Anti-Immigration Policy a Factor in New Zealand Election
By Reissa Su | July 7, 2014 11:02 AM EST
As New Zealand prepares for one of its toughest elections on September 20, political parties in the country are drafting their own anti-immigration policies in the hopes of attracting voters. One of the proposed policies is a restriction on foreign visas and a plan to limit property investment thereby forcing immigrants to stay in small regional towns.
Reserve Bank of New Zealand dollar notes are pictured in Singapore in this June 22, 2006 file photo.
According to the Wall Street Journal, New Zealand's economy has been outperforming most major economies in the world due to the rising demand of its meat and dairy exports in Asia. New Zealand has beaten the UK and the U.S. in terms of economic growth in the recent years with growth of 3.3 per cent.
The Reserve Bank of New Zealand has increased its interest rates because of the economy's positive growth. Economists said few developed countries have raised their borrowing rates since the financial crisis. New Zealand's interest rates have increased three times within the year before reaching 3.25 per cent.
New Zealand's booming economy has attracted more migrants to the country. It also gave citizens overseas to return home. As a result, the country is currently experiencing its strongest influx of immigrants in more than 10 years.
New Zealand's annual migration is seen to go beyond 40,000 as more people choose to stay in the country. According to Infometrics Managing Director Gareth Kiernan said majority of the migrants came from Australia. About two-thirds of the increase was also attributed to New Zealanders returning to their homeland.
Kiernan added the increase in migration was mainly driven mainly by strengthening labor market in New Zealand. Compared to Australia's "struggling" economy and other labor markets overseas, New Zealand is an attractive place to work.

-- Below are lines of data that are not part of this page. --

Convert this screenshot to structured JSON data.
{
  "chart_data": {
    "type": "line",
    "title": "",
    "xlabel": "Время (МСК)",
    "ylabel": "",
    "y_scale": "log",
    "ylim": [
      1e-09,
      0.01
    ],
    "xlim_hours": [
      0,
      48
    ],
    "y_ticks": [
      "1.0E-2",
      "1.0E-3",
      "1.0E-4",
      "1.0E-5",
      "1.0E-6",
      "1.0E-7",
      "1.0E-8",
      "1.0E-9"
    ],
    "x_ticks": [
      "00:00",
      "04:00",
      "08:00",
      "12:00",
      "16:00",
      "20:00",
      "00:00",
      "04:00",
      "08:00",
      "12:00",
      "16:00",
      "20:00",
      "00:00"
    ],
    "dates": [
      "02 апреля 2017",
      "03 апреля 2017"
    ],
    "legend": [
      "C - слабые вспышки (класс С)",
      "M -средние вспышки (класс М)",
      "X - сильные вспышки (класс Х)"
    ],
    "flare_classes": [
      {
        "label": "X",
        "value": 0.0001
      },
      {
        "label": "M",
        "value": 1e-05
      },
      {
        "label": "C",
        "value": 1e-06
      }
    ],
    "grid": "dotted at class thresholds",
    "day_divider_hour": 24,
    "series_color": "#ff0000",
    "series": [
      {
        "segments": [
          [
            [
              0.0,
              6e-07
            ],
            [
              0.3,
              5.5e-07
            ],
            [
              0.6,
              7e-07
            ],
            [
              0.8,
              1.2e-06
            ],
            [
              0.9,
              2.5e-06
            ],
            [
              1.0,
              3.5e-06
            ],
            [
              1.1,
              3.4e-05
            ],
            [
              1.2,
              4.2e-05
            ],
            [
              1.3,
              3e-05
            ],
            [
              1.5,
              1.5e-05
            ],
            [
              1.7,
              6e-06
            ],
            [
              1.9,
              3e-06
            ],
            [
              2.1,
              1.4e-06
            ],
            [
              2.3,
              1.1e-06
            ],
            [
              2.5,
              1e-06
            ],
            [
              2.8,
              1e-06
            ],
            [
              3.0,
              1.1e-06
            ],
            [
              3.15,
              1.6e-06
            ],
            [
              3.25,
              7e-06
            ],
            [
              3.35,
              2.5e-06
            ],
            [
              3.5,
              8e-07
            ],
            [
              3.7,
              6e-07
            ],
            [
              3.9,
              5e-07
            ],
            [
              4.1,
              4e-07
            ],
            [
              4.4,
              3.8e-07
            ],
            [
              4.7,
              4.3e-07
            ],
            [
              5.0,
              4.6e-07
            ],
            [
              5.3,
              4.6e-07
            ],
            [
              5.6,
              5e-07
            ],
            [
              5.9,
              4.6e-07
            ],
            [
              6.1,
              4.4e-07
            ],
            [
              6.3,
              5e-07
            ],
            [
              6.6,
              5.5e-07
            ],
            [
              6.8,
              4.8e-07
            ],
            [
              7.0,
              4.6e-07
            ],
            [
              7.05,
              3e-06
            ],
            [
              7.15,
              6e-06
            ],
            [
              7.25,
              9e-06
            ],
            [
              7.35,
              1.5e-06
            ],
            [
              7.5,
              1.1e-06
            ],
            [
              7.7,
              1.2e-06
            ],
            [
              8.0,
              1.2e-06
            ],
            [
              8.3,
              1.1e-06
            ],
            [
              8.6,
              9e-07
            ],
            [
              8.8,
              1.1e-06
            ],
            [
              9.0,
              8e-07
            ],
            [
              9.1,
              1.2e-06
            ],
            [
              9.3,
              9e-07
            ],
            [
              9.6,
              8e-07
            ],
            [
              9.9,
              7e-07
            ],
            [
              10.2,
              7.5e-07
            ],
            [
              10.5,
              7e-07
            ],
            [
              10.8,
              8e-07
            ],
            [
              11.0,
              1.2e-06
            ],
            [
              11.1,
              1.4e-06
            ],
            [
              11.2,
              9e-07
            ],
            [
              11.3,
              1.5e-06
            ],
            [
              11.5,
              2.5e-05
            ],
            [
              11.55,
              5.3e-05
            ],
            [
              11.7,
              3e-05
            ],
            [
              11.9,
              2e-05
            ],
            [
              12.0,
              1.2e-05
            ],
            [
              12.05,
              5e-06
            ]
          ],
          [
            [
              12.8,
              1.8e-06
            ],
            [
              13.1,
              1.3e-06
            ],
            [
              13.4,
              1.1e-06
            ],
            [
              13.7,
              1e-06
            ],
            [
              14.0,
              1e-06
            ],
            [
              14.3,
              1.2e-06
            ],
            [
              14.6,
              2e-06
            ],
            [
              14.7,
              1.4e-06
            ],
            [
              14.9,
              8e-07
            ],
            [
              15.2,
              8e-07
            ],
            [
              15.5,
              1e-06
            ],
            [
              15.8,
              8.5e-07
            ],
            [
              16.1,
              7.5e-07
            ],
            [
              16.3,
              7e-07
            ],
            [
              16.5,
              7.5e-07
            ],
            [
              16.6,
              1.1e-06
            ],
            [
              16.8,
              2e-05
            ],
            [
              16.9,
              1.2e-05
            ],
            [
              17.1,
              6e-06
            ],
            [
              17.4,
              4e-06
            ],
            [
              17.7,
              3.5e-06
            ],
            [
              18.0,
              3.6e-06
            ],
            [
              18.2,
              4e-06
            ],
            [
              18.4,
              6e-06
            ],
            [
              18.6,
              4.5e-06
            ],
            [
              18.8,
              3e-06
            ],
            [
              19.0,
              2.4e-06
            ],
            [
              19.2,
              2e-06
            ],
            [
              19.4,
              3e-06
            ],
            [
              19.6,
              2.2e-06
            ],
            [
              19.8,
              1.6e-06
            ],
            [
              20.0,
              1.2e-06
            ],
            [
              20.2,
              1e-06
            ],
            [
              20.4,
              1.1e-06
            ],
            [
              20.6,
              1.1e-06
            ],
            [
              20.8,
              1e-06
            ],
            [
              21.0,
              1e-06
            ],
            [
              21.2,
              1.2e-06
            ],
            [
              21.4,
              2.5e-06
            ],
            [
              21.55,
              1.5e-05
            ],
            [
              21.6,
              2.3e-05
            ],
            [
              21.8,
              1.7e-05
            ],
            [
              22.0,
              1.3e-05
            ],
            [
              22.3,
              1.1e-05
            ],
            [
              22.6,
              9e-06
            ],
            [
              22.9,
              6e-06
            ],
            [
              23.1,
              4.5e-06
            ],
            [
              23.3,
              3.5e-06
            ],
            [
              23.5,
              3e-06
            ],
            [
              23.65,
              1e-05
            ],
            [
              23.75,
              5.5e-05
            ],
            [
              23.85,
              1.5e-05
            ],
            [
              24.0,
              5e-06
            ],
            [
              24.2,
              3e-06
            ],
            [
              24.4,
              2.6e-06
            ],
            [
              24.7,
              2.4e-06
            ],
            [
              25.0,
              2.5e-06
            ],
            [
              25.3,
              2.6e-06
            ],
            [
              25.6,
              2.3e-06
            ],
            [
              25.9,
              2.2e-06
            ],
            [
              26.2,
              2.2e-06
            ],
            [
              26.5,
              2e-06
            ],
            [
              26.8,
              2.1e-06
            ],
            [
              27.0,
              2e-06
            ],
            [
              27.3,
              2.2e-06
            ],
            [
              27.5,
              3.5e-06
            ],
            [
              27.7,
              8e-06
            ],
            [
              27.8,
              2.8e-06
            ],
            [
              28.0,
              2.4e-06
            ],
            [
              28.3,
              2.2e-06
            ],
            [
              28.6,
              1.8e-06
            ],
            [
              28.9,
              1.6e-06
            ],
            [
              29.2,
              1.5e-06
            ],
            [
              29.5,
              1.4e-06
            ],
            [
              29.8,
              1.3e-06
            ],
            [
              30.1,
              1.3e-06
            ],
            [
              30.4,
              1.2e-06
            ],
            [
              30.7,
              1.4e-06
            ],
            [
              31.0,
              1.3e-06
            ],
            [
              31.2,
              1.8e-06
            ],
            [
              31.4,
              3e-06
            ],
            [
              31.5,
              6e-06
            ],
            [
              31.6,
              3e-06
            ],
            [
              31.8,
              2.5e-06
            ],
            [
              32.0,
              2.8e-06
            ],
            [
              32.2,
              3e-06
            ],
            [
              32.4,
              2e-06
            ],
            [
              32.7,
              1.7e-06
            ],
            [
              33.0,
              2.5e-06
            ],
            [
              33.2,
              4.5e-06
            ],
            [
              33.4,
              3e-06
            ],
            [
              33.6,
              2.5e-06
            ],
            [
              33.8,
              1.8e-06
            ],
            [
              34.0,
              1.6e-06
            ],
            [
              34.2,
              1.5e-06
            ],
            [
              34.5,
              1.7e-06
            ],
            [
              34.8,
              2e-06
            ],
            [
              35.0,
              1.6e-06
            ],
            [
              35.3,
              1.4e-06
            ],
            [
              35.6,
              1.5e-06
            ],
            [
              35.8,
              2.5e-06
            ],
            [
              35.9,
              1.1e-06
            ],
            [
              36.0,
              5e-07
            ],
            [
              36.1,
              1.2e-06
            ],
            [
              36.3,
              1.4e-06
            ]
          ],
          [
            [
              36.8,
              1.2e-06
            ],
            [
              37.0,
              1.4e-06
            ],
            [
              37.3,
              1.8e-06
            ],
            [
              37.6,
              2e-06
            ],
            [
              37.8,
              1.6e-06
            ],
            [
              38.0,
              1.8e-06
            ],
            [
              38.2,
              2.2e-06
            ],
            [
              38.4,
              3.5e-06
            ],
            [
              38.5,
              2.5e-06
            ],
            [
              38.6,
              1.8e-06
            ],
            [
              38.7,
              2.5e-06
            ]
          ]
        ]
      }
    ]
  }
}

He said the housing market will feel "price pressures" throughout the year until 2015. Despite the struggle to control prices in the housing market, New Zealand's growth forecasts in the past six months continue to increase due to strong exports, post-earthquake reconstruction and export growth. According to reports, New Zealand's house prices continue to increase and reached a new record-high in April. The upcoming election may be a chance for political parties to promote their policies concerning immigration.